Aparecen las primeras constataciones: en Catalunya hay pueblo, capacidad efectiva de control del territorio y se confirma que también hay Jefatura de Estado.

Existe en los territorios catalanes un fuerte tejido asociativo que abarca a todas las capas populares y que ha logrado, en base al consenso nacional, un nivel de complicidad inaudito para ponerlo en práctica en la dirección de desarrollar acciones concretas, auto abasteciéndose de medios suficientes para realizarlas, desafiando la autoridad de un gobierno extranjero que hasta entonces tenia la plena potestad para imponer y someter a los autóctonos a sus dictados a través del uso o la amenaza de la violencia.

Ese primero de octubre de 2017 acabó con el mito de la desobediencia.

El pueblo catalán ha demostrado que obedece, obedece a las autoridades que considera suyas, y por lo tanto, legitimas.

El acto de obedecer a una institución propia da por hecho que se desobedece a la institución que se considera ilegal y extranjera, eso se demostró con hechos, no con declaraciones.

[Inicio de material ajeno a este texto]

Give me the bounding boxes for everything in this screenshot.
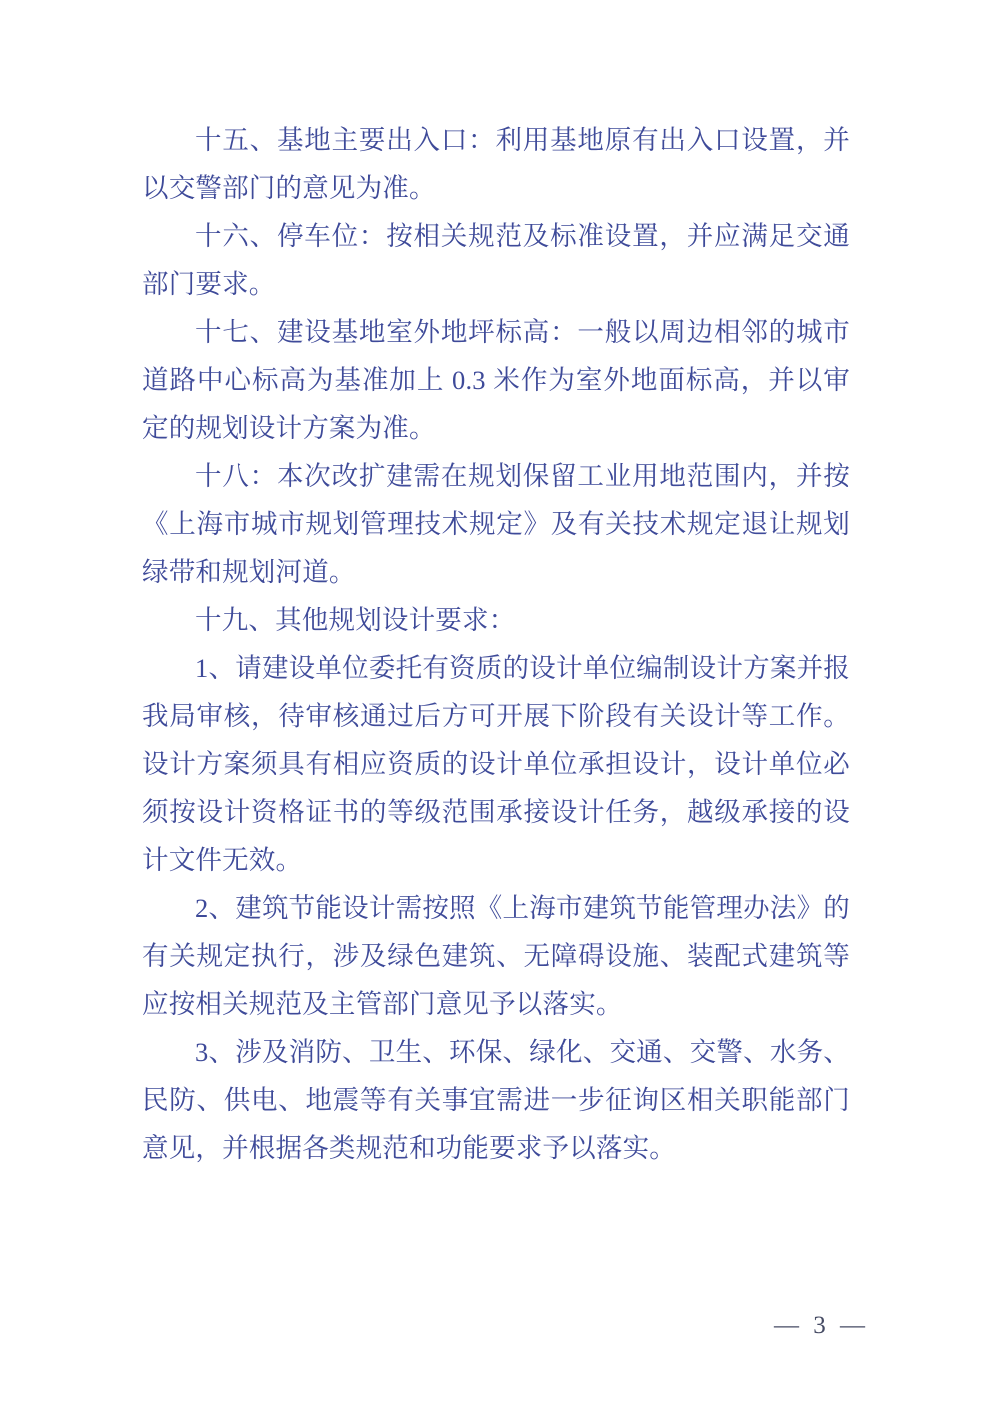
paragraph-clause-19-item-2: 2、建筑节能设计需按照《上海市建筑节能管理办法》的有关规定执行，涉及绿色建筑、无…: [142, 884, 850, 1028]
page-footer: — 3 —: [733, 1281, 869, 1371]
paragraph-clause-15: 十五、基地主要出入口：利用基地原有出入口设置，并以交警部门的意见为准。: [142, 116, 850, 212]
paragraph-clause-18: 十八：本次改扩建需在规划保留工业用地范围内，并按《上海市城市规划管理技术规定》及…: [142, 452, 850, 596]
paragraph-clause-19: 十九、其他规划设计要求：: [142, 596, 850, 644]
paragraph-clause-19-item-1: 1、请建设单位委托有资质的设计单位编制设计方案并报我局审核，待审核通过后方可开展…: [142, 644, 850, 884]
paragraph-clause-19-item-3: 3、涉及消防、卫生、环保、绿化、交通、交警、水务、民防、供电、地震等有关事宜需进…: [142, 1028, 850, 1172]
document-body: 十五、基地主要出入口：利用基地原有出入口设置，并以交警部门的意见为准。 十六、停…: [142, 116, 850, 1172]
paragraph-clause-16: 十六、停车位：按相关规范及标准设置，并应满足交通部门要求。: [142, 212, 850, 308]
paragraph-clause-17: 十七、建设基地室外地坪标高：一般以周边相邻的城市道路中心标高为基准加上 0.3 …: [142, 308, 850, 452]
page-number: — 3 —: [774, 1312, 869, 1339]
document-page: 十五、基地主要出入口：利用基地原有出入口设置，并以交警部门的意见为准。 十六、停…: [0, 0, 992, 1403]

Catalunya nos ha dado una gran lección en este sentido.

Para ello, tuvieron que acabar con la pseudo-cultura política de la insumisión y la desobediencia e instalarse en la de la obediencia a las orientaciones provenientes de una autoridad propia.

Sólo se puede dar dicha situación, si previamente, existe dicha autoridad que brote de la fuerza popular y se convierta en la referencia política y el embrión de la auto-institucionalización del poder político que emana de ese pueblo.

Es lo que el pueblo catalán, y este mismo medio de comunicación, vislumbró y efectivamente, se confirma que así es.

El día diez de octubre, en el aún parlamento autonómico de Catalunya, las condiciones políticas para el nacimiento de un nuevo Estado estaban lo suficientemente engrasadas para dar inicio al proceso constituyente del nuevo Estado sin ningún tipo de equívoco en base a un Mandato popular claro y conciso de millones de catalanes que consiguieron tomar la plaza y controlar en su totalidad el territorio del Estado catalán, en todos los ámbitos.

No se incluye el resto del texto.